Risk estimates in the overall and age-restricted cohorts
Because the overall cohort included more than one million patients, conducting PSM across the full dataset was computationally infeasible. To provide a representative example of matched baseline characteristics, we selected the 40–50-year-old subgroup for presentation in Table 1. To support the generalizability of our findings, Table 2 presents outcome estimates from both the overall cohort and this age-restricted subgroup. In both groups, HZ was consistently associated with significantly increased risks of MACE, AKI, and renal function decline, while the association with all-cause mortality was not statistically significant. These concordant results support the validity of our matching approach and the robustness of the observed associations.

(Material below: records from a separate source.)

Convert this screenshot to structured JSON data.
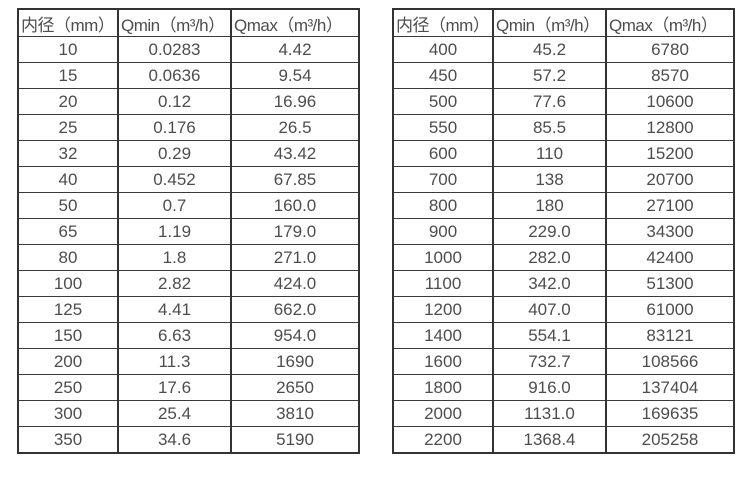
{
  "chart_data": [
    {
      "type": "table",
      "name": "small-diameter-flow-table",
      "columns": [
        "内径（mm）",
        "Qmin（m³/h）",
        "Qmax（m³/h）"
      ],
      "rows": [
        [
          "10",
          "0.0283",
          "4.42"
        ],
        [
          "15",
          "0.0636",
          "9.54"
        ],
        [
          "20",
          "0.12",
          "16.96"
        ],
        [
          "25",
          "0.176",
          "26.5"
        ],
        [
          "32",
          "0.29",
          "43.42"
        ],
        [
          "40",
          "0.452",
          "67.85"
        ],
        [
          "50",
          "0.7",
          "160.0"
        ],
        [
          "65",
          "1.19",
          "179.0"
        ],
        [
          "80",
          "1.8",
          "271.0"
        ],
        [
          "100",
          "2.82",
          "424.0"
        ],
        [
          "125",
          "4.41",
          "662.0"
        ],
        [
          "150",
          "6.63",
          "954.0"
        ],
        [
          "200",
          "11.3",
          "1690"
        ],
        [
          "250",
          "17.6",
          "2650"
        ],
        [
          "300",
          "25.4",
          "3810"
        ],
        [
          "350",
          "34.6",
          "5190"
        ]
      ]
    },
    {
      "type": "table",
      "name": "large-diameter-flow-table",
      "columns": [
        "内径（mm）",
        "Qmin（m³/h）",
        "Qmax（m³/h）"
      ],
      "rows": [
        [
          "400",
          "45.2",
          "6780"
        ],
        [
          "450",
          "57.2",
          "8570"
        ],
        [
          "500",
          "77.6",
          "10600"
        ],
        [
          "550",
          "85.5",
          "12800"
        ],
        [
          "600",
          "110",
          "15200"
        ],
        [
          "700",
          "138",
          "20700"
        ],
        [
          "800",
          "180",
          "27100"
        ],
        [
          "900",
          "229.0",
          "34300"
        ],
        [
          "1000",
          "282.0",
          "42400"
        ],
        [
          "1100",
          "342.0",
          "51300"
        ],
        [
          "1200",
          "407.0",
          "61000"
        ],
        [
          "1400",
          "554.1",
          "83121"
        ],
        [
          "1600",
          "732.7",
          "108566"
        ],
        [
          "1800",
          "916.0",
          "137404"
        ],
        [
          "2000",
          "1131.0",
          "169635"
        ],
        [
          "2200",
          "1368.4",
          "205258"
        ]
      ]
    }
  ],
  "colors": {
    "background": "#ffffff",
    "border": "#333333",
    "text": "#4d4d4d"
  }
}
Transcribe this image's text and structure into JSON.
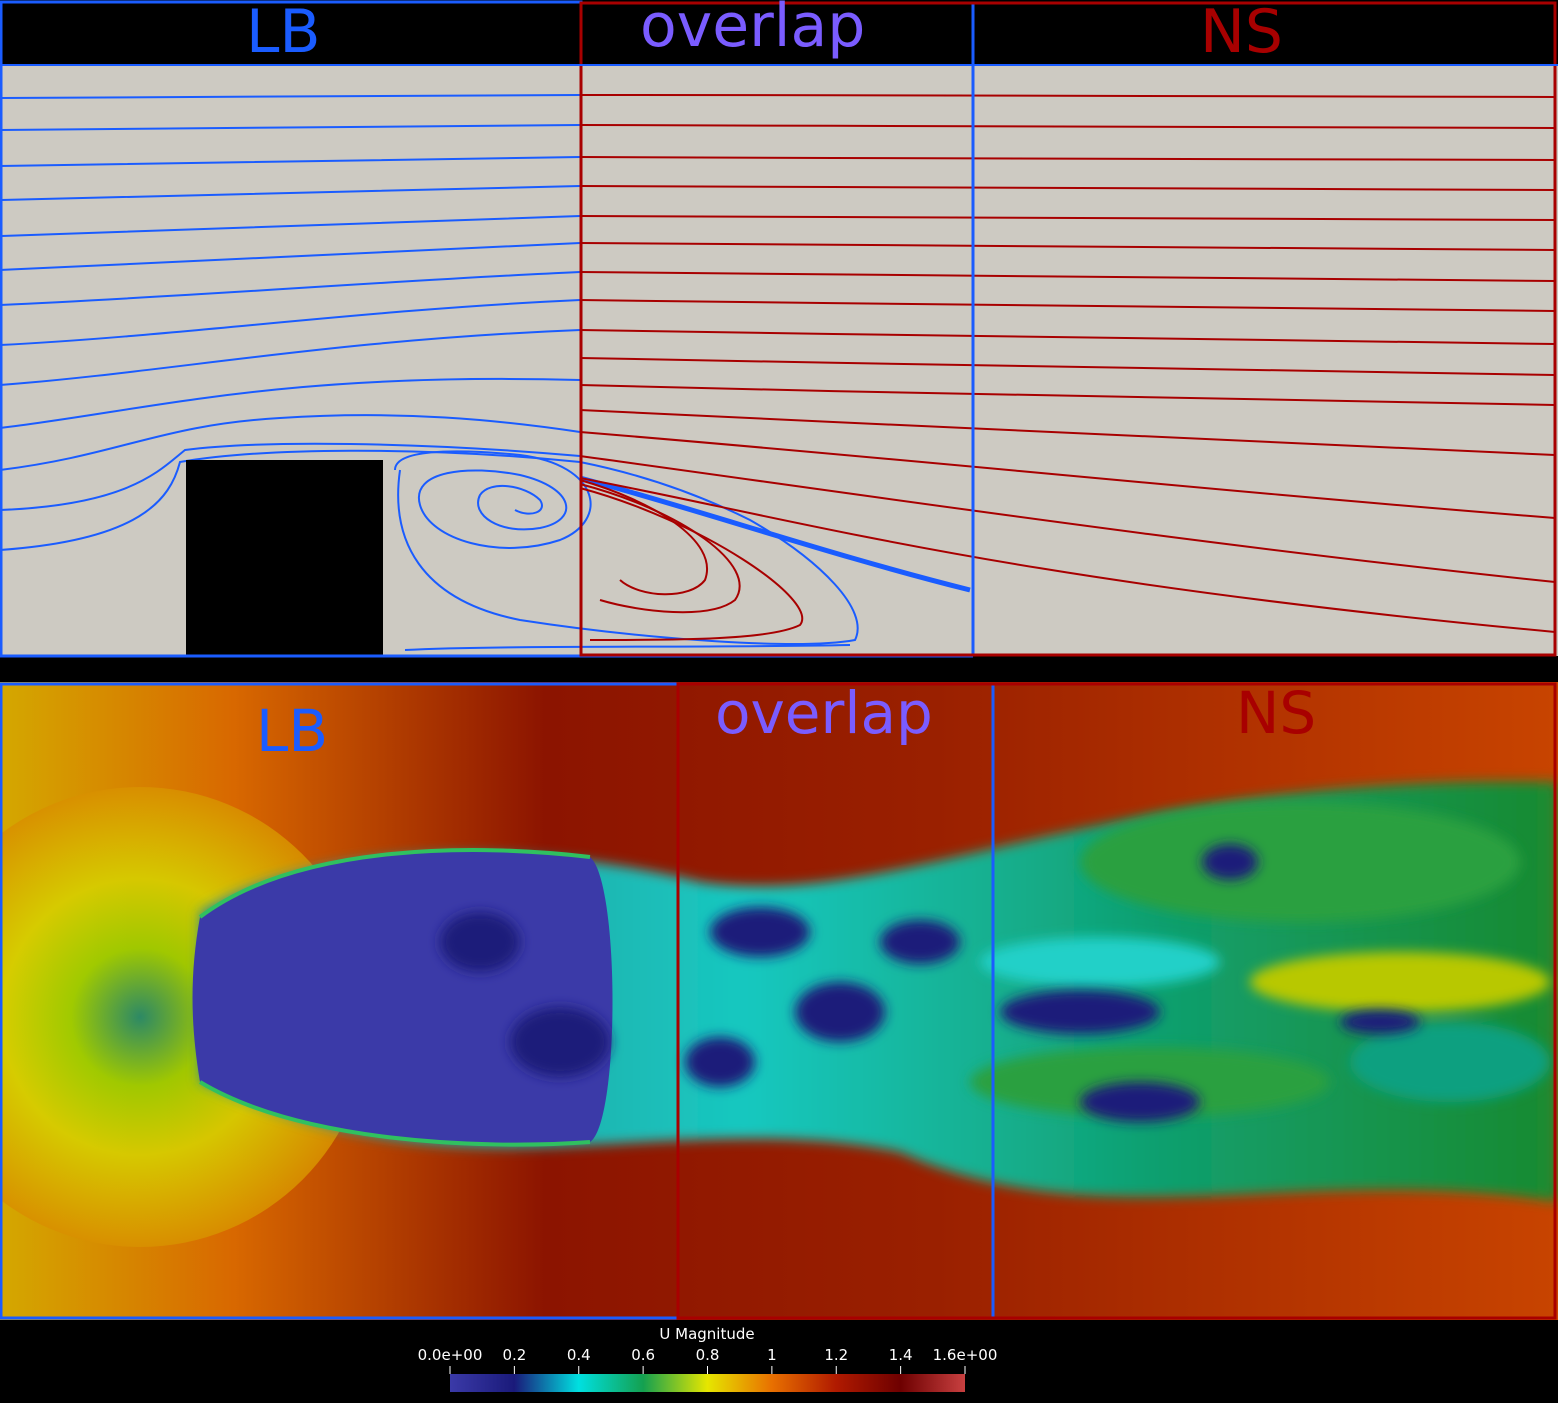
{
  "top_panel": {
    "labels": {
      "lb": "LB",
      "overlap": "overlap",
      "ns": "NS"
    }
  },
  "bottom_panel": {
    "labels": {
      "lb": "LB",
      "overlap": "overlap",
      "ns": "NS"
    }
  },
  "colorbar": {
    "title": "U Magnitude",
    "ticks": [
      "0.0e+00",
      "0.2",
      "0.4",
      "0.6",
      "0.8",
      "1",
      "1.2",
      "1.4",
      "1.6e+00"
    ],
    "colors": [
      "#3b3aa8",
      "#1a1a7a",
      "#00e0e0",
      "#14a050",
      "#e6e600",
      "#e87000",
      "#b01a00",
      "#6e0000",
      "#c84040"
    ]
  },
  "colors": {
    "lb": "#1a5cff",
    "overlap": "#7a5cff",
    "ns": "#a80000",
    "background": "#cdcac2"
  }
}
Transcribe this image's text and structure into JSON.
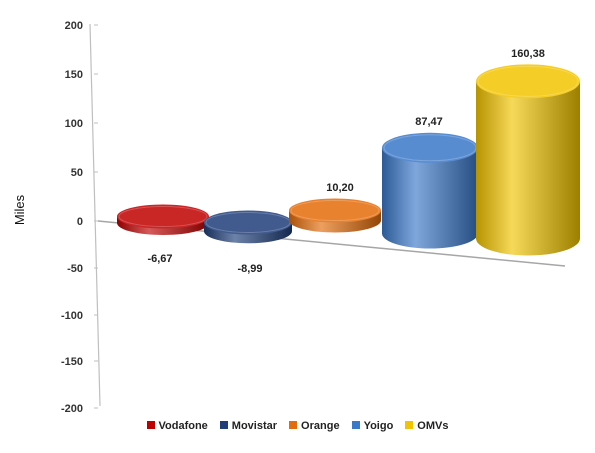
{
  "chart_data": {
    "type": "bar",
    "categories": [
      "Vodafone",
      "Movistar",
      "Orange",
      "Yoigo",
      "OMVs"
    ],
    "values": [
      -6.67,
      -8.99,
      10.2,
      87.47,
      160.38
    ],
    "data_labels": [
      "-6,67",
      "-8,99",
      "10,20",
      "87,47",
      "160,38"
    ],
    "colors": [
      "#c00000",
      "#1f3e7a",
      "#e46c0a",
      "#3a78c9",
      "#f2c400"
    ],
    "ylabel": "Miles",
    "ylim": [
      -200,
      200
    ],
    "yticks": [
      200,
      150,
      100,
      50,
      0,
      -50,
      -100,
      -150,
      -200
    ],
    "legend": {
      "position": "bottom",
      "items": [
        "Vodafone",
        "Movistar",
        "Orange",
        "Yoigo",
        "OMVs"
      ]
    },
    "grid": false
  }
}
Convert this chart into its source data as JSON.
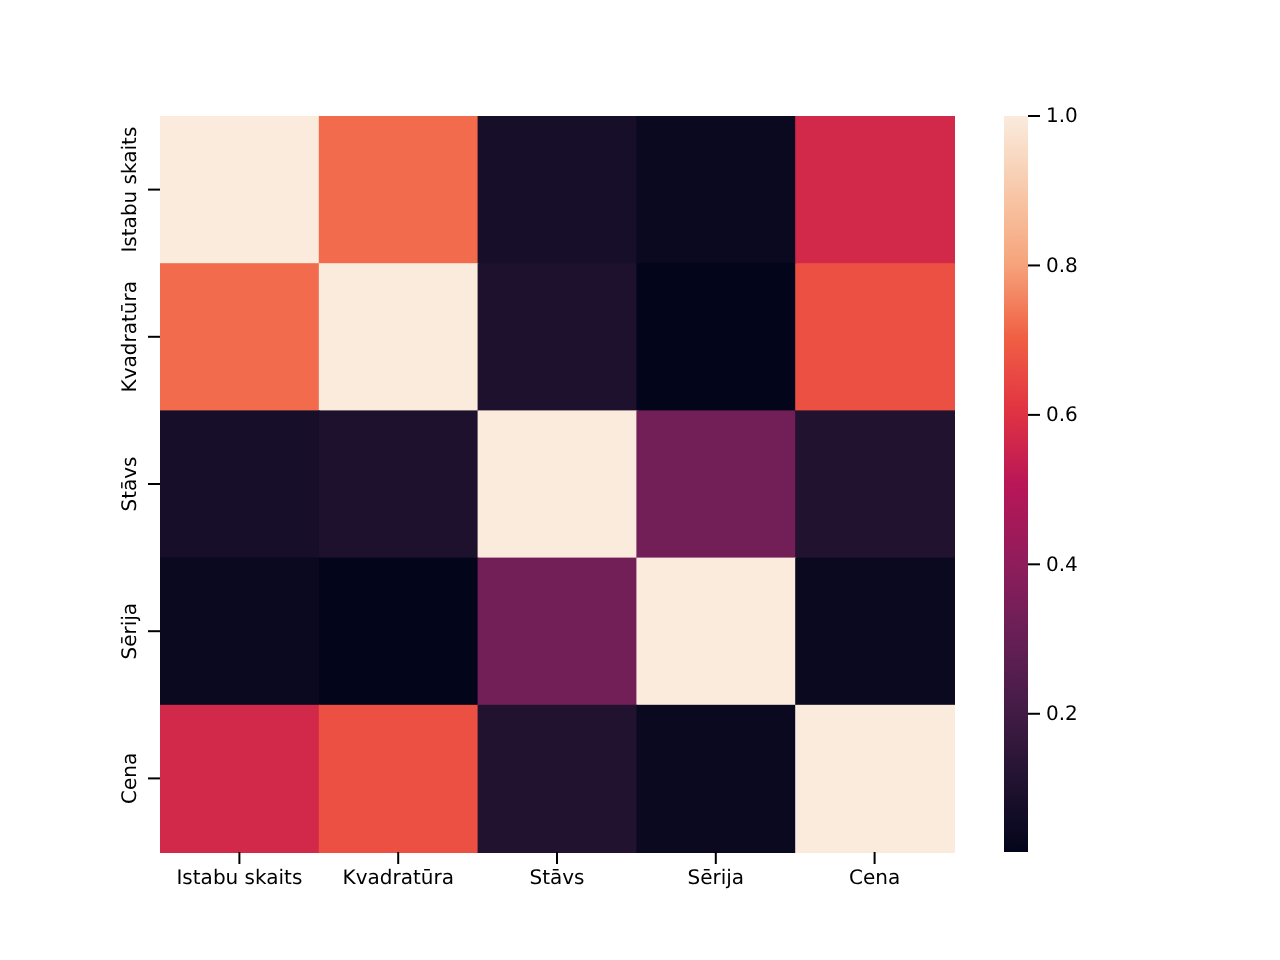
{
  "chart_data": {
    "type": "heatmap",
    "categories": [
      "Istabu skaits",
      "Kvadratūra",
      "Stāvs",
      "Sērija",
      "Cena"
    ],
    "y_categories": [
      "Istabu skaits",
      "Kvadratūra",
      "Stāvs",
      "Sērija",
      "Cena"
    ],
    "cells": [
      [
        1,
        0.72,
        0.08,
        0.04,
        0.57
      ],
      [
        0.72,
        1,
        0.1,
        0.015,
        0.67
      ],
      [
        0.08,
        0.1,
        1,
        0.33,
        0.11
      ],
      [
        0.04,
        0.015,
        0.33,
        1,
        0.04
      ],
      [
        0.57,
        0.67,
        0.11,
        0.04,
        1
      ]
    ],
    "clim": [
      0.015,
      1
    ],
    "cticks": [
      0.2,
      0.4,
      0.6,
      0.8,
      {
        "value": 1,
        "label": "1.0"
      }
    ]
  }
}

To further address concerns regarding the temporal alignment of COVID-19 diagnosis dates between groups, we evaluated the distributions of age at index (i.e., date of COVID-19 diagnosis) and current age before and after matching. As shown in Supplementary Table S10, the age at index was perfectly matched between HZ and non-HZ patients after PSM (mean 58.3 ± 15.6 years in both groups), resulting in nearly identical current age distributions (62.8 ± 15.6 years).
COVID-19 reinfection risk and frequency
To explore whether post-COVID HZ was associated with increased vulnerability to SARS-CoV-2 reinfection, we compared reinfection risk and frequency between matched cohorts. As shown in Supplementary Table S11, patients with HZ experienced a significantly higher risk of COVID-19 reinfection than those without HZ (71.0% vs. 53.2%). Moreover, the mean number of reinfection episodes was higher in the HZ group (2.90 ± 5.13) compared to the non-HZ group (1.66 ± 3.65), with a statistically significant difference (p < 0.001).